Just before the ballot, Lange had addressed the conference:
When I opened the Economic Summit Conference (it seems like a lifetime ago) I talked about a country not too far from here. I talked about a country which was prosperous, which had no poor, which was tolerant and generous and fair. I talked about New Zealand and I meant every word. I mean it now. I would not be here if I did not believe it. I would not be here if I did not believe that New Zealand could be that country, and it will be.
But it was not. Outside the conference hall lay a country reeling from Labour's savage restructuring of its economy, the collapse of its stockmarket, the looming privatisation of its state-owned industries and the disappearance of so many of the familiar ideological landmarks that had given it direction for the past 50 years.
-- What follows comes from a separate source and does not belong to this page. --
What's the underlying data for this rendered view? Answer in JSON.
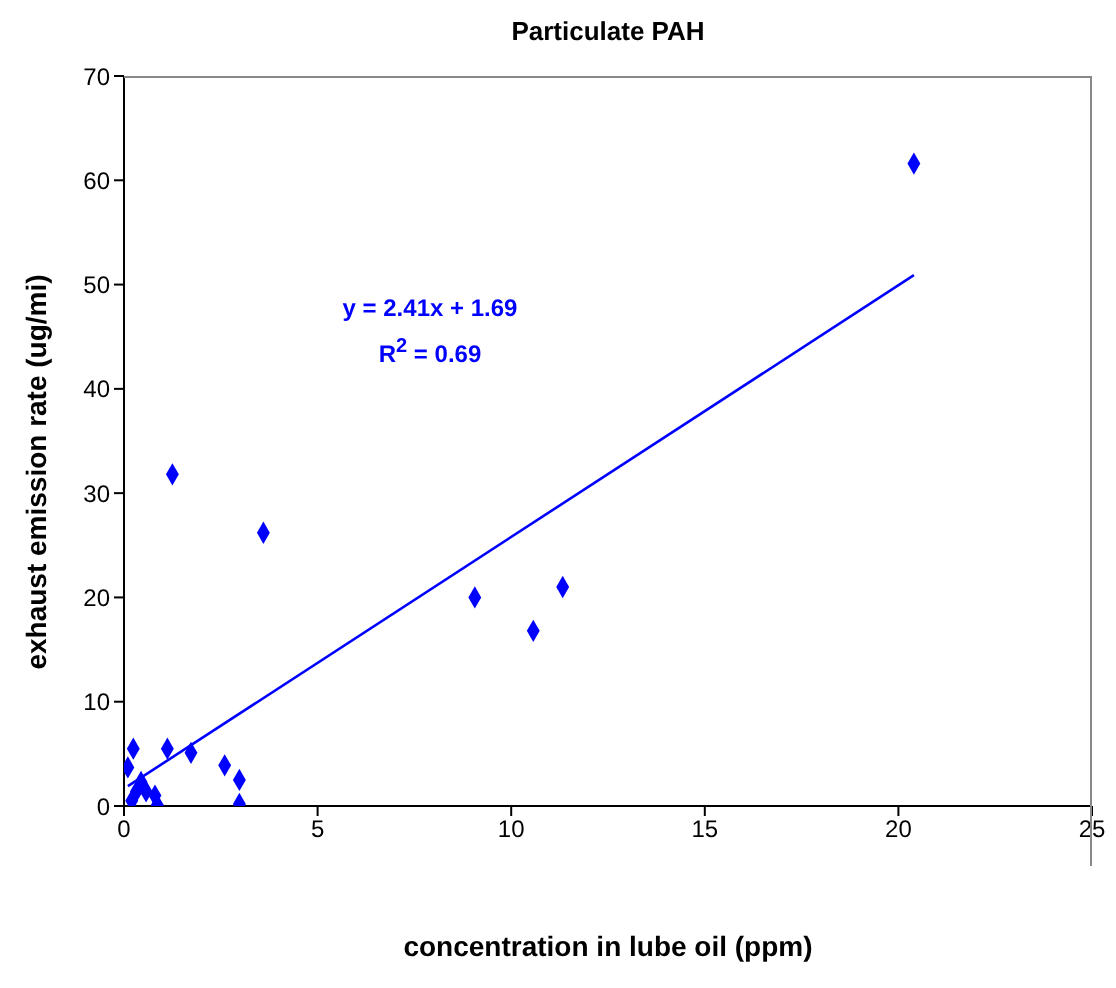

The night before Lange spoke, hundreds had protested outside the very same town hall where young students had accosted Holyoake in 1971. But it wasn't a war they were protesting against. This time, the protest was against the fact that 170,000 of their fellow citizens were out of work, that their employers were refusing to offer them a wage increase and locking them out when they attempted to withdraw their labour. Ken Douglas, in offering the prospect of a compact to the conference - and the government - had said: 'Other forces control the levers of government and the levers of management. They are the real brokers of economic power.' He was appealing to the government as his predecessors in the 1930s had done, to intercede on behalf of working people against the managers. But the protesters looked at Prebble and Douglas, and they didn't see interceders. They saw traitors. 'People before Profits' declared one of the placards. To the once-loved Labour Party, another simply said: 'Give us back our future'.
For all this, the 1988 conference recorded some potentially influential achievements. The CTU did offer, and the party did accept, a more 'constructive engagement' between the government, the employers and the trade unions. A 'statement of intent' was issued, pledging both the organisational and parliamentary wings of the party to genuine consultation and to 'no surprises'. But these outcomes were much less appreciated than they would have been eighteen months earlier.
The ratification of a radically new
policy-making structure for the party also went largely unnoticed. As far back as 1978, Helen Clark had written:
A thorough party reorganisation which established a committed and working membership, involved in policy groups and a range of party educational activities, would be the prerequisite to the success of a triennial congress which came together to actually decide party policy for the next three years.
By virtue of her position on the party executive for the best part of a decade, Clark, with the help of Wilson and Dyson, had succeeded in having something very close to this 'Scandinavian' model ratified in Dunedin. Labour's rank-and-file members and politicians needed only one thing to make it work, but it was the one thing the 1988 conference had almost entirely destroyed - trust.